Adonis backs FTA’s Logistics Carbon Reduction Scheme

Monday 15 February 2010

Lord Adonis, the Secretary of State for Transport, has backed a new scheme from the Freight Transport Association to report the logistics sector’s carbon footprint publicly.

In a letter to FTA confirming the Department for Transport’s support for the Logistics Carbon Reduction Scheme (LCRS), Adonis acknowledged the need to reduce carbon emissions from logistics – which accounts for 30 per cent of overall domestic transport emissions, the majority coming from the road sector – as an important part of the DfT’s Carbon Reduction Strategy.

Rachael Dillon, FTA’s Climate Change Manager, said:

“We are grateful to the DfT for its support and for recognising the importance of the Logistics Carbon Reduction Scheme and its potential for identifying a credible reduction target for the logistics sector that we can all work towards.

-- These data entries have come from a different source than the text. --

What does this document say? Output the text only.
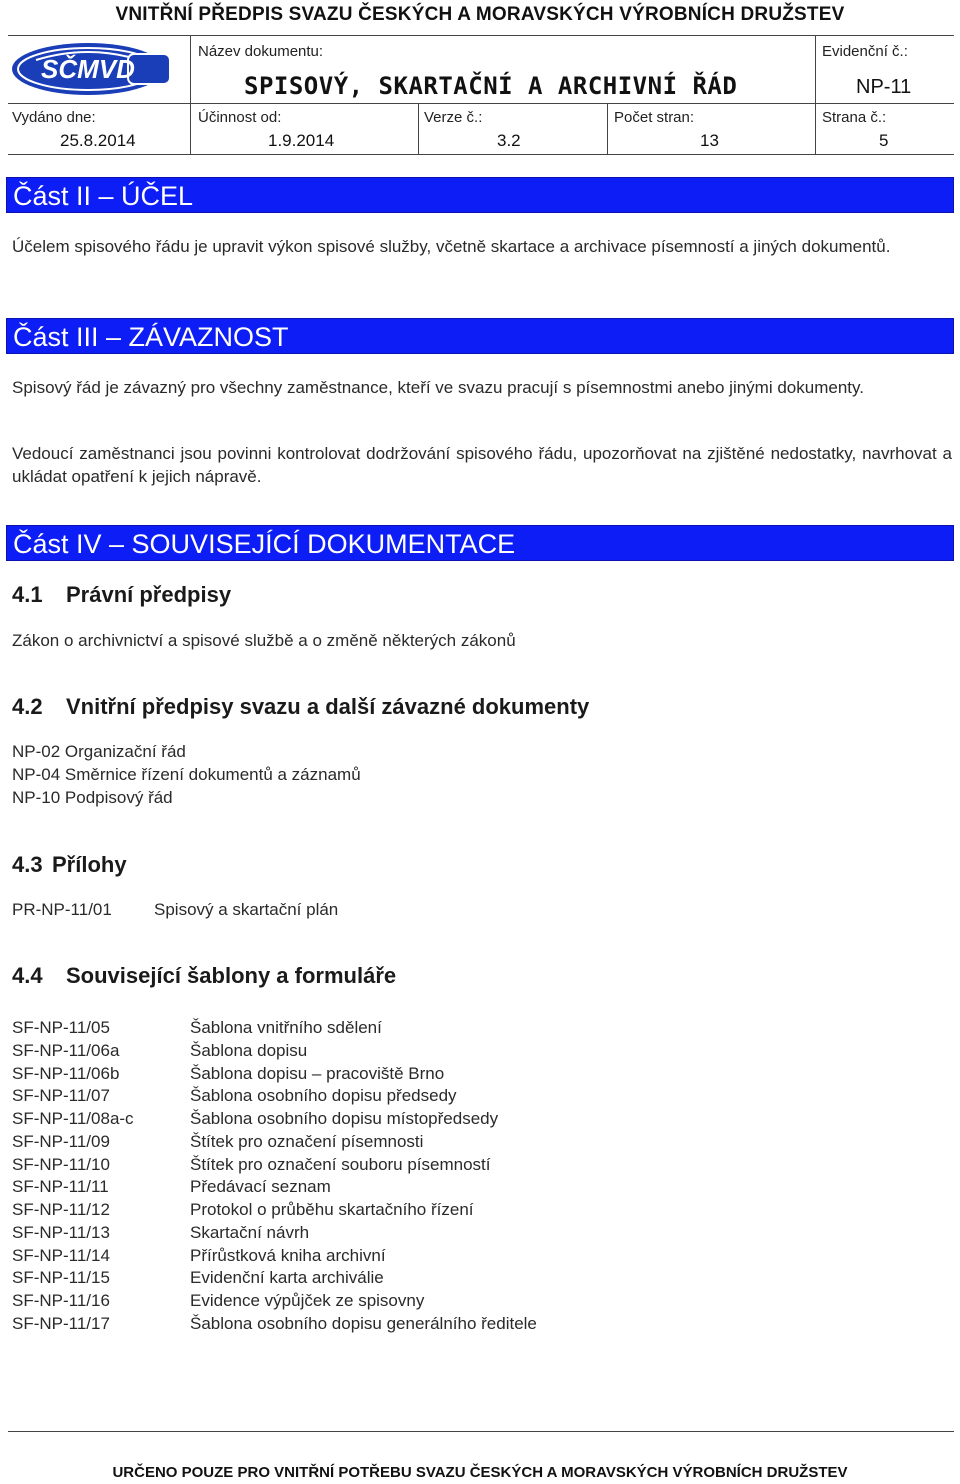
VNITŘNÍ PŘEDPIS SVAZU ČESKÝCH A MORAVSKÝCH VÝROBNÍCH DRUŽSTEV
SČMVD
Název dokumentu:
SPISOVÝ, SKARTAČNÍ A ARCHIVNÍ ŘÁD
Evidenční č.:
NP-11
Vydáno dne:
25.8.2014
Účinnost od:
1.9.2014
Verze č.:
3.2
Počet stran:
13
Strana č.:
5
Část II – ÚČEL
Účelem spisového řádu je upravit výkon spisové služby, včetně skartace a archivace písemností a jiných dokumentů.
Část III – ZÁVAZNOST
Spisový řád je závazný pro všechny zaměstnance, kteří ve svazu pracují s písemnostmi anebo jinými dokumenty.
Vedoucí zaměstnanci jsou povinni kontrolovat dodržování spisového řádu, upozorňovat na zjištěné nedostatky, navrhovat a ukládat opatření k jejich nápravě.
Část IV – SOUVISEJÍCÍ DOKUMENTACE
4.1 Právní předpisy
Zákon o archivnictví a spisové službě a o změně některých zákonů
4.2 Vnitřní předpisy svazu a další závazné dokumenty
NP-02 Organizační řád
NP-04 Směrnice řízení dokumentů a záznamů
NP-10 Podpisový řád
4.3 Přílohy
PR-NP-11/01 Spisový a skartační plán
4.4 Související šablony a formuláře
SF-NP-11/05
SF-NP-11/06a
SF-NP-11/06b
SF-NP-11/07
SF-NP-11/08a-c
SF-NP-11/09
SF-NP-11/10
SF-NP-11/11
SF-NP-11/12
SF-NP-11/13
SF-NP-11/14
SF-NP-11/15
SF-NP-11/16
SF-NP-11/17
Šablona vnitřního sdělení
Šablona dopisu
Šablona dopisu – pracoviště Brno
Šablona osobního dopisu předsedy
Šablona osobního dopisu místopředsedy
Štítek pro označení písemnosti
Štítek pro označení souboru písemností
Předávací seznam
Protokol o průběhu skartačního řízení
Skartační návrh
Přírůstková kniha archivní
Evidenční karta archiválie
Evidence výpůjček ze spisovny
Šablona osobního dopisu generálního ředitele
URČENO POUZE PRO VNITŘNÍ POTŘEBU SVAZU ČESKÝCH A MORAVSKÝCH VÝROBNÍCH DRUŽSTEV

“Together with the DfT we will develop a robust and consistent carbon measurement and reporting method that will be fair, accurate and eminently useful in the interests of mitigating the sector’s environmental impact.”

The LCRS aims to record, report and reduce carbon dioxide emissions from the logistics sector. It already has the backing of some of FTA’s leading members, which together operate over 23,000 commercial vehicles.

Under the scheme, LCRS members will be committed to submit their fuel data to FTA for analysis to provide an accurate picture of the logistics sector’s carbon footprint. This will allow government to base its carbon reduction policy on hard evidence.

The LCRS is available to all operators of commercial vehicles. Interested companies can contact to find out more.

Notes for editors

Members of FTA’s Logistics Carbon Reduction Scheme comprise:

Arla Foods
CEVA Logistics
DHL Supply Chain
EDF Energy
John Lewis Partnership
Kuehne and Nagel
Norbert Dentressangle
P&O Ferrymasters

FTA will report its first data collection cycle in January 2011, and every twelve months thereafter.

A report by Heriot Watt University recently revealed that CO2 emissions from the logistics industry had risen by just ten per cent between 1990 and 2005, 20 per cent less than previous Government estimates.

In 2007, FTA launched its first guidance to members on managing carbon emissions in the form of an updatable manual and supporting services branded Carbonfta. The guidance advocates the development of carbon management plans by members and sets out how to record, report and reduce carbon dioxide emissions from road transport operations.